B. From Genesis to Revelation (12:1-6)

1 A great sign appeared in heaven: a woman clothed with the sun, with the moon under her feet and a crown of twelve stars on her head. 2 She was pregnant and cried out in pain as she was about to give birth. 3 Then another sign appeared in heaven: an enormous red dragon with seven heads and ten horns and seven crowns on its heads. 4 Its tail swept a third of the stars out of the sky and flung them to the earth. The dragon stood in front of the woman who was about to give birth, so that it might devour her child the moment he was born. 5 She gave birth to a son, a male child, who “will rule all the nations with an iron sceptre.” And her child was snatched up to God and to his throne. 6 The woman fled into the wilderness to a place prepared for her by God. (Rev. 12:1-6)

Points for the meditation

·  Revelation rereads Genesis in a Christological - ecclesial key, expounding for us another dimension of Advent. The woman, against whom the dragon is raging, is the new Zion (Mary/Church) presented in connection with her eschatological maternity.

In heaven (God’s space) two large signs confront each other: the woman in birth pangs “clothed with the sun” and the dragon with seven heads, ready to devour the child. The text states that the great dragon is “the old serpent” (Ap. 12:9; cf. Gen. 3:1). But its head is even multiplied by seven? How can its voracity be evaded?

·  Against the dragon there is a woman, no longer naked nor dressed in a “leather tunic” (Gen. 3:21), but clothed with light, “clothed with the Sun” (Rev. 12:1). However this regal woman, who has the moon under her feet and her head crowned with twelve stars, is weak and fragile as any pregnant woman. She cries out with birth pangs while the dragon is perched in front of her to devour the child... Here's the situation of the Church, of every baptized person, each of us clothed with the same light of God and yet fragile, in labour of child birth. We are called as Mary, to give birth to Christ: “donec formetur Chritus in vobis” (Gal. 4:19).

·  Revelation confirms the proto- evangelium: it will not be the dragon who will sing victory, but the offspring of the woman (Gen. 3:15). Salvation belongs to the son of the woman, destined to pasture all people (Rev. 12:5).

·  What stands out in regards to Advent is a sense of the already and the not yet: “while waiting for your coming”. A waiting that questions us directly and involves us personally because we too are called to give birth to Christ, to be “Mother of Jesus” (cf.
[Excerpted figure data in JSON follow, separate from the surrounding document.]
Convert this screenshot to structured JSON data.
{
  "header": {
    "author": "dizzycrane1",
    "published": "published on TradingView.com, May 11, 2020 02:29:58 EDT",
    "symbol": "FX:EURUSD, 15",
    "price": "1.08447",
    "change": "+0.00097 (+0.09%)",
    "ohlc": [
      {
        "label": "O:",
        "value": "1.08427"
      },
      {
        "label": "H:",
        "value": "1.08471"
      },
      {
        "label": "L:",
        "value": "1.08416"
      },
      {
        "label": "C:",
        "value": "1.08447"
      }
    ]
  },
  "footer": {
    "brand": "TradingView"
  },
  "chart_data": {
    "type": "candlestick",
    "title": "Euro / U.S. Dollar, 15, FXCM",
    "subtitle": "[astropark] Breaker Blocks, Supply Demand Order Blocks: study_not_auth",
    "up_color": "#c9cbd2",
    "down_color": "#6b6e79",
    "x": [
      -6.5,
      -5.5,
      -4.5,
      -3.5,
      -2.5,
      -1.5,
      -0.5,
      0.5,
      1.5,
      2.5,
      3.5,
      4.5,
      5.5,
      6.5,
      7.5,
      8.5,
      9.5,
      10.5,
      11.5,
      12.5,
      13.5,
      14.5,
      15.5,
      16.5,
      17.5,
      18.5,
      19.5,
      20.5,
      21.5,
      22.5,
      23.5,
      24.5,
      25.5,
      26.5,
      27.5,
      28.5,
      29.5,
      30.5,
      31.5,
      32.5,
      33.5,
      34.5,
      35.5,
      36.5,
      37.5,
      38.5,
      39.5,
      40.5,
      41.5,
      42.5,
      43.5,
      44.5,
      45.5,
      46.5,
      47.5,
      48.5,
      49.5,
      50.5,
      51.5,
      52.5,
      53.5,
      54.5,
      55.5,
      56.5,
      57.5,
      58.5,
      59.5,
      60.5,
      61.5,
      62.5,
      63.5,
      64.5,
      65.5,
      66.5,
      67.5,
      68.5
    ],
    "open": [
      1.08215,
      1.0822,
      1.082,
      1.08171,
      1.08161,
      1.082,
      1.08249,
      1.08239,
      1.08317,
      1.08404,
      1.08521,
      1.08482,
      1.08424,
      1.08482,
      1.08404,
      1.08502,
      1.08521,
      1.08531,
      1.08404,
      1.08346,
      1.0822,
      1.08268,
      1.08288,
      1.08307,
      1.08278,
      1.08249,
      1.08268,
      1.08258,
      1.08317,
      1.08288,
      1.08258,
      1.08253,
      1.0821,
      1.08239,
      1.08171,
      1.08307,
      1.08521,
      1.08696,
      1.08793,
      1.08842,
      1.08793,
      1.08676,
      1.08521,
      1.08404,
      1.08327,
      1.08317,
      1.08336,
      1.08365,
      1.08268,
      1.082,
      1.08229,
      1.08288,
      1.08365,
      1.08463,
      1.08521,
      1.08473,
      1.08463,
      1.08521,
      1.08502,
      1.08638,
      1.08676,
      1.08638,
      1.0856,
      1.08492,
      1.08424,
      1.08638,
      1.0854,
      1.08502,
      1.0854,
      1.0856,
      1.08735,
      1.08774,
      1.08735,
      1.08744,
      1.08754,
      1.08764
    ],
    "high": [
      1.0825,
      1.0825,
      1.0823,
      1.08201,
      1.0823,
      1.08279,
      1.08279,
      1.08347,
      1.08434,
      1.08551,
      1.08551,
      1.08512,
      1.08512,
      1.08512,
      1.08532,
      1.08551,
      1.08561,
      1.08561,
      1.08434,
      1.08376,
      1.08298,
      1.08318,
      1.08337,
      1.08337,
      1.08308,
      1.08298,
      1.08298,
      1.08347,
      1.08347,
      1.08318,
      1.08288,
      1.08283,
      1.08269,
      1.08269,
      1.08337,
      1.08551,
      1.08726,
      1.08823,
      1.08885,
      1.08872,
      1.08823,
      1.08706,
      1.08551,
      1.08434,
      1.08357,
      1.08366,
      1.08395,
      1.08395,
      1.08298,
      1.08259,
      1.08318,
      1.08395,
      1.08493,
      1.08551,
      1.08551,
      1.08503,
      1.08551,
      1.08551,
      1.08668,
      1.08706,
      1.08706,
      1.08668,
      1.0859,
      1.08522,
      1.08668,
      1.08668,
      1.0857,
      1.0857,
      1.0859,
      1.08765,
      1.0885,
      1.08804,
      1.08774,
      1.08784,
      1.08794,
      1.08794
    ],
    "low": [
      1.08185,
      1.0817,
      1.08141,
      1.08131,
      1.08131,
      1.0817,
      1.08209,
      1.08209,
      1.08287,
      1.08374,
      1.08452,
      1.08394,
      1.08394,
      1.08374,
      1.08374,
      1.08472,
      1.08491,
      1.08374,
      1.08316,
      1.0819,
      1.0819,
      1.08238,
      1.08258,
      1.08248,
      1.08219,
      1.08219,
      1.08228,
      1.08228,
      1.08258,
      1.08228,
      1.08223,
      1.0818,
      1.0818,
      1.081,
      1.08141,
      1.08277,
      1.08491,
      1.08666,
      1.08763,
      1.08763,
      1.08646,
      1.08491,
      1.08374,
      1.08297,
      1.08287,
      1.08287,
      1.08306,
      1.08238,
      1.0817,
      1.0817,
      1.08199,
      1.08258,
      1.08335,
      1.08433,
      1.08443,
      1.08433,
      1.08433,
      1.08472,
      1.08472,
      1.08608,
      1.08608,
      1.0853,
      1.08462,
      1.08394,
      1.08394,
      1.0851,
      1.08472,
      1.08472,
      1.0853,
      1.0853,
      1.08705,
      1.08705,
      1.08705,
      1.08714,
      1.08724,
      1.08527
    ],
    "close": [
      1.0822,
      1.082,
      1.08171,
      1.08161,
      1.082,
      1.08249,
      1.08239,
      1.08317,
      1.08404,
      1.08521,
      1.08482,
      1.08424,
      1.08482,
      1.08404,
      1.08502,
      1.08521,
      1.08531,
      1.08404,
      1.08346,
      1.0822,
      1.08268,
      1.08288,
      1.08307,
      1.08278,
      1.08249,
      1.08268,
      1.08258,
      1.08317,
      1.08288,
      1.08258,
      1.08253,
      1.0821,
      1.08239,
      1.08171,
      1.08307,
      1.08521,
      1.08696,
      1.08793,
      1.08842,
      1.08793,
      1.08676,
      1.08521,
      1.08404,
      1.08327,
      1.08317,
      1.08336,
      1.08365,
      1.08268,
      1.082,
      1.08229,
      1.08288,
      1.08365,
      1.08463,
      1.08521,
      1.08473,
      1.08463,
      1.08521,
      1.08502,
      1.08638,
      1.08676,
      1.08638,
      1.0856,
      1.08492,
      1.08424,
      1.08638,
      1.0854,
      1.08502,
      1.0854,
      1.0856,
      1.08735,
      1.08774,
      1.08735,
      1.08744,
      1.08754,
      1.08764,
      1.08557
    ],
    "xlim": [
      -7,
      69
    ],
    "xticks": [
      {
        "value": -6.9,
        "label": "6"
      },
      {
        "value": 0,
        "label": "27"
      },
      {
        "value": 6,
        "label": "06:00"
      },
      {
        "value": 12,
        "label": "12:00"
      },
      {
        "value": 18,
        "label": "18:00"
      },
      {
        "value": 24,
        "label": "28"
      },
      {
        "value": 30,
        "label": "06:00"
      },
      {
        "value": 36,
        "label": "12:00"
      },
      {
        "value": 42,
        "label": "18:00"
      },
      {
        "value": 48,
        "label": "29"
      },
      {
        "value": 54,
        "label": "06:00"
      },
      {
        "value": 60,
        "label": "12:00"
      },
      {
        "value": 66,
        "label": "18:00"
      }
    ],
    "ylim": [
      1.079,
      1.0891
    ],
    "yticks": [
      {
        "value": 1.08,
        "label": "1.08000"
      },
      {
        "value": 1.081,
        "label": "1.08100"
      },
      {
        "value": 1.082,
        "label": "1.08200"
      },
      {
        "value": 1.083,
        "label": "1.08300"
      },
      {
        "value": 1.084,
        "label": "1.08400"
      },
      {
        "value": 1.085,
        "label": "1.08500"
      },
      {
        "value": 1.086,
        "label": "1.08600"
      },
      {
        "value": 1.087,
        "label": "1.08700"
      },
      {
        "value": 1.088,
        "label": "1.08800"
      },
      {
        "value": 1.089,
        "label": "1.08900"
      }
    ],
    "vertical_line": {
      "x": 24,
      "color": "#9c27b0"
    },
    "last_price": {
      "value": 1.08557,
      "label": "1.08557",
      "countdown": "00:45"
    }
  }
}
Mk. 3: 33-35). The Fathers of the Church use to say “we are pregnant with God”. But pregnancy always implies responsibility and risk, involving ‘labour’.

IN DIALOGUE AND IN CONFRONTATION WITH THE WORD (“way”)

·  I allow myself to be reached by the question of the Creator, who as the Good Shepherd is in search of me: “Where are you?”. What is my answer? Where has my sin brought me? I revisit my history, my relationships beginning from the foundational one with my Creator. What are my fears, my temptations?

·  At this time of waiting, how do I feel called to give birth to Christ, to be “Mother of Jesus”? In our religious community and/or in the parish, what are some of the signs that indicate that we are “pregnant with God”?

·  I am open to accept the salvation announced by God in the proto-Evangelium. St. Irenaeus writes: “The Son of God himself came down and took on the likeness of sinful flesh (Rom. 8:3), to condemn sin, and after having condemned it, to completely exclude it from the human race. He called person to take on his likeness, appointing him/her as an imitator of God, establishing each person in the way indicated by the Father so that he/she could see God and gave him/her the gift of the Father. The Word of God made his dwelling among humanity and made Himself the Son of Man in order to accustom the human person to perceive God, and to accustom God to make his dwelling in humankind, according to the will of the Father. For this reason the Lord himself gave as the sign of our salvation, the one who was born of the Virgin, Emmanuel. It was the Lord himself who saved them, for by themselves they had no power to be saved” (Against heresies, III, 20, 2-3).